Böhme heredó de Paracelso la metáfora del “libro de la naturaleza” que alude al mundo material como un texto cifrado en signaturas. La signatura es la señal de cada cosa (no solo su palabra, – que es el signo por excelencia- también son signaturas la figura, el número, el movimiento, el color, el tono…). Tras el gran misterio material de la naturaleza externa está el gran misterio espiritual de la naturaleza eterna. El mundo visible se halla en correspondencia perfecta con el mundo invisible. La signatura reposa muda en la esencia de la cosa como un son posible, dispuesto a ser tocado por el espíritu impulsivo. El hombre, dotado de la Gracia, en sus creaciones lingüísticas penetra intelectualmente en la esencia de las cosas y crea una imagen fonética de la misma.

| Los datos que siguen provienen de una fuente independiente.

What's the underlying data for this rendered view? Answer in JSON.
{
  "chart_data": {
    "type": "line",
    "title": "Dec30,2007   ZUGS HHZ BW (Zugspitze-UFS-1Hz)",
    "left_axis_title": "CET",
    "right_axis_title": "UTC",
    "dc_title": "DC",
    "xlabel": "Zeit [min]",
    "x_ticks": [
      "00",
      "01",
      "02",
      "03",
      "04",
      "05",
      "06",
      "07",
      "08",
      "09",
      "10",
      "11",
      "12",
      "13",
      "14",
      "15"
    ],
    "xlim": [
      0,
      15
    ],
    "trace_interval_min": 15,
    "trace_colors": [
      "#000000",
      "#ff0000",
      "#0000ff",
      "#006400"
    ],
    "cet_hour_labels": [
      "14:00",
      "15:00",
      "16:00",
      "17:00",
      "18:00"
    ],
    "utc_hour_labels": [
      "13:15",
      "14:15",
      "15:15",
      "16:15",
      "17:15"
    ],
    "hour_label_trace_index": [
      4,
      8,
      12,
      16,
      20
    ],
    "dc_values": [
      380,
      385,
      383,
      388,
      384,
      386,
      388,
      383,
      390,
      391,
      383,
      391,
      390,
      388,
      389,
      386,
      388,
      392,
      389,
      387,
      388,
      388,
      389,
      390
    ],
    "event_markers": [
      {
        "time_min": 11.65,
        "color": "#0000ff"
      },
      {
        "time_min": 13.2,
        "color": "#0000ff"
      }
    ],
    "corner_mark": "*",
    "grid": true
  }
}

Esta idea del lenguaje supone una tremenda exigencia para quien usa las palabras siendo consciente de que son cifras del gran misterio. En la capacidad del hombre para re-expresar el silencio elocuente de lo in-hablado, se funda, según Teresa Rocha Barco, la posibilidad de la metafísica occidental, y añado, también la posibilidad de esa hija descarriada del lenguaje original que es la poesía. Desde tal perspectiva habría que concluir que, en un sentido lato, la metafísica y la poesía comparten un mismo basamento “místico”. El anhelo de lenguaje original aún resuena en estos versos de Juan Ramón Jiménez:

¡Inteligencia, dame

el nombre exacto de las cosas!

… Que mi palabra sea

la cosa misma,

creada por mi alma nuevamente.

Que por mí vayan todos

los que no las conocen, a las cosas;

que por mí vayan todos

los que ya las olvidan, a las cosas,

que por mí vayan todos

los mismos que las aman, a las cosas.

¡Inteligencia, dame

el nombre exacto, y tuyo,

y suyo, y mío, de las cosas!

 

*Fragmento del libro en prensa El arpa olvidada (Editorial Pre-Textos, Valencia, España).

 

Notas

l   Revista Helios (1903-1904.)

2 Poesía y filosofía, Universidad Michoacana, 1939

3 Teresa Rocha Barco traza esta ruta en Un apunte sobre la teoría del lenguaje: Bóhme, Saint Martin y Kleuker.dialnet.unirioja.es/descarga/articulo/58797. pdf. Habría que señalar también la ruta que conduce a la lengua inglesa mediante traducciones tempranas a esa lengua, apartir del siglo XVII, en particular las de John Sparrow.

4  Traduzco al español de la traducción inglesa de Mysterium Magnum realizada por John Sparrow en 16.